Le dichiarazioni del pentito Patruno sul clan Misceo di Noicattaro

“Una stecca di Marlboro rosse, sette rose tagliate diagonali, una più corta dell’altra, la lametta, il santino, i pasticcini secchi”. La descrizione del tipico rituale mafioso, utilizzato dai clan per ‘battezzare’ qualcuno o aumentarne il livello di affiliazione, ritorna nelle parole del nuovo collaboratore di giustizia del clan Misceo, il 34enne Giuseppe Patruno, i cui atti sono stati depositati nel processo in corso dinanzi alla gup del tribunale di Bari Ilaria Casu a 69 persone, accusate di aver controllato lo spaccio di droga a Noicattaro, ma anche nei vicini comuni di Triggiano, Gioia del Colle e Bari.

Le indagini sono state condotte dal nucleo Gico della guardia di finanza e dai carabinieri, che eseguirono quattro arresti per un duplice tentato omicidio commesso a Noicattaro nel 2021. Un agguato, come è stato ricostruito dalle indagini, che si inserisce nelle frizioni tra il clan Misceo e il clan rivale Annoscia per il controllo dello spaccio sul comune di Noicattaro. Di questo e di tanto altro ha parlato Patruno, affiliato al clan Misceo con il grado di ‘terza’, ma “promesso di quinta”, come lui stesso ha spiegato al pm antimafia Fabio Buquicchio.
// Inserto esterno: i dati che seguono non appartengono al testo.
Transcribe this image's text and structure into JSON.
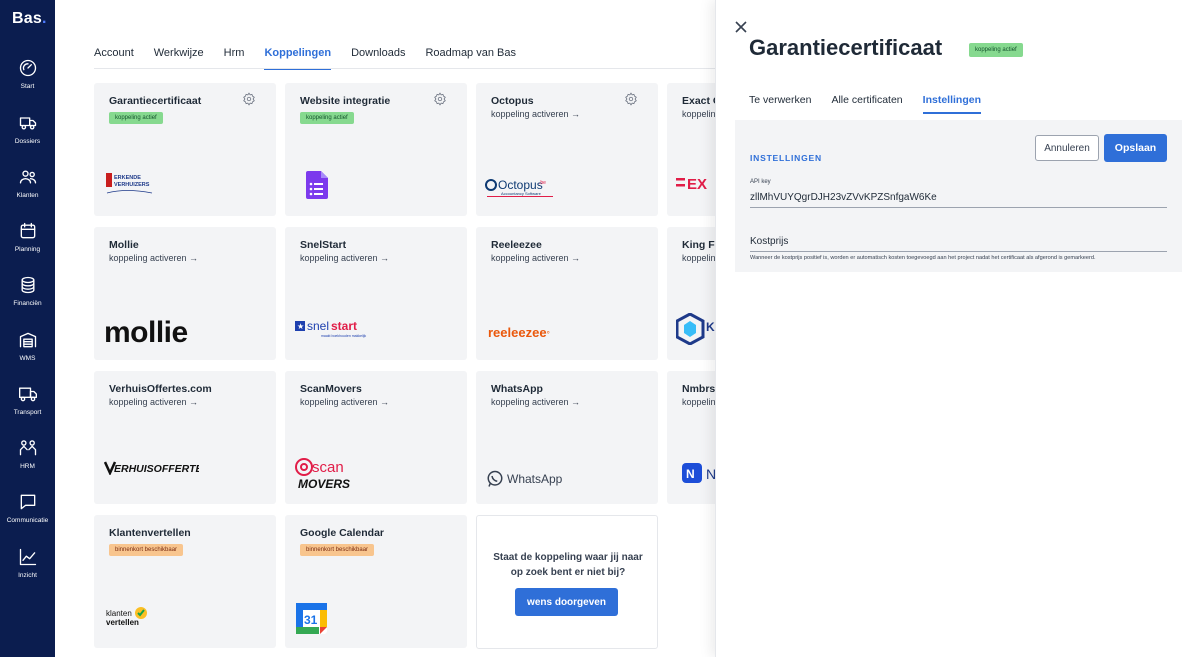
{
  "brand": "Bas",
  "nav": [
    {
      "label": "Start",
      "icon": "dashboard-icon"
    },
    {
      "label": "Dossiers",
      "icon": "truck-icon"
    },
    {
      "label": "Klanten",
      "icon": "users-icon"
    },
    {
      "label": "Planning",
      "icon": "calendar-icon"
    },
    {
      "label": "Financiën",
      "icon": "coins-icon"
    },
    {
      "label": "WMS",
      "icon": "warehouse-icon"
    },
    {
      "label": "Transport",
      "icon": "delivery-truck-icon"
    },
    {
      "label": "HRM",
      "icon": "team-icon"
    },
    {
      "label": "Communicatie",
      "icon": "chat-icon"
    },
    {
      "label": "Inzicht",
      "icon": "chart-icon"
    }
  ],
  "tabs": [
    "Account",
    "Werkwijze",
    "Hrm",
    "Koppelingen",
    "Downloads",
    "Roadmap van Bas"
  ],
  "active_tab": "Koppelingen",
  "cards": [
    {
      "title": "Garantiecertificaat",
      "badge": "koppeling actief",
      "logo": "ERKENDE VERHUIZERS"
    },
    {
      "title": "Website integratie",
      "badge": "koppeling actief",
      "logo": "forms-icon"
    },
    {
      "title": "Octopus",
      "sub": "koppeling activeren →",
      "logo": "Octopus"
    },
    {
      "title": "Exact O",
      "sub": "koppelin",
      "logo": "=EX"
    },
    {
      "title": "Mollie",
      "sub": "koppeling activeren →",
      "logo": "mollie"
    },
    {
      "title": "SnelStart",
      "sub": "koppeling activeren →",
      "logo": "snelstart"
    },
    {
      "title": "Reeleezee",
      "sub": "koppeling activeren →",
      "logo": "reeleezee"
    },
    {
      "title": "King Fi",
      "sub": "koppelin",
      "logo": "K"
    },
    {
      "title": "VerhuisOffertes.com",
      "sub": "koppeling activeren →",
      "logo": "VERHUISOFFERTES"
    },
    {
      "title": "ScanMovers",
      "sub": "koppeling activeren →",
      "logo": "scan MOVERS"
    },
    {
      "title": "WhatsApp",
      "sub": "koppeling activeren →",
      "logo": "WhatsApp"
    },
    {
      "title": "Nmbrs",
      "sub": "koppelin",
      "logo": "N"
    },
    {
      "title": "Klantenvertellen",
      "badge": "binnenkort beschikbaar",
      "logo": "klanten vertellen"
    },
    {
      "title": "Google Calendar",
      "badge": "binnenkort beschikbaar",
      "logo": "31"
    }
  ],
  "cta": {
    "text": "Staat de koppeling waar jij naar op zoek bent er niet bij?",
    "button": "wens doorgeven"
  },
  "drawer": {
    "title": "Garantiecertificaat",
    "badge": "koppeling actief",
    "tabs": [
      "Te verwerken",
      "Alle certificaten",
      "Instellingen"
    ],
    "active_tab": "Instellingen",
    "section_title": "INSTELLINGEN",
    "cancel": "Annuleren",
    "save": "Opslaan",
    "api_label": "API key",
    "api_value": "zllMhVUYQgrDJH23vZVvKPZSnfgaW6Ke",
    "kostprijs_label": "Kostprijs",
    "hint": "Wanneer de kostprijs positief is, worden er automatisch kosten toegevoegd aan het project nadat het certificaat als afgerond is gemarkeerd."
  },
  "colors": {
    "sidebar": "#0b1d4f",
    "accent": "#2f6fd8",
    "active_badge": "#86d98f",
    "soon_badge": "#f8c58e"
  }
}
Ha elencato ruoli e spiegato dinamiche, in particolare i legami affaristici con il clan Palermiti del quartiere Japigia di Bari, rivelato nascondigli di armi e, tra l’altro, ha svelato come le donne dei detenuti riescono a recapitare in carcere le schede telefoniche, nascondendole sotto i francobolli delle lettere inviate.

E ancora, Patruno ha confermato che gli ordini arrivano dal carcere grazie all’utilizzo di telefonini criptati con la tecnologia Sky ECC e ricostruito l’omicidio del 2021: “Il mandante è Giuseppe Annoscia – ha spiegato – I suoi sodali non avrebbero mai agito senza metterlo a conoscenza. Nella sparatoria del 2021 Pietro Barbetta aveva il ruolo dell’organizzatore assieme a Patruno Michele. Era molto vicino a noi del clan Misceo. Dopo la sparatoria si confidò con noi che non era favorevole alla sparatoria nei nostri confronti. Penso che il giorno della sparatoria lui ci abbia venduto agli Annoscia. Il motivo scatenante era una casa popolare che Barbetta fece occupare a Vittorio Rotondi ed un altro soggetto. La casa – ha aggiunto – era stata già promessa a Luca Belfiore il quale aveva le chiavi. Barbetta mise in dubbio la parola di Belfiore e durante la discussione ricevette uno schiaffo da Belfiore stesso. Da lì in poi si misero in mezzo i Patruno e Toni Fanelli i quali commisero il tentato omicidio nei confronti di Belfiore e Saponaro. Io corsi a prendere delle armi ma era troppo tardi. Ebbi poco dopo l’occasione di sparare Pietro Barbetta ma non lo feci in quanto era presente la moglie ed altre persone tra cui delle donne”, ha concluso.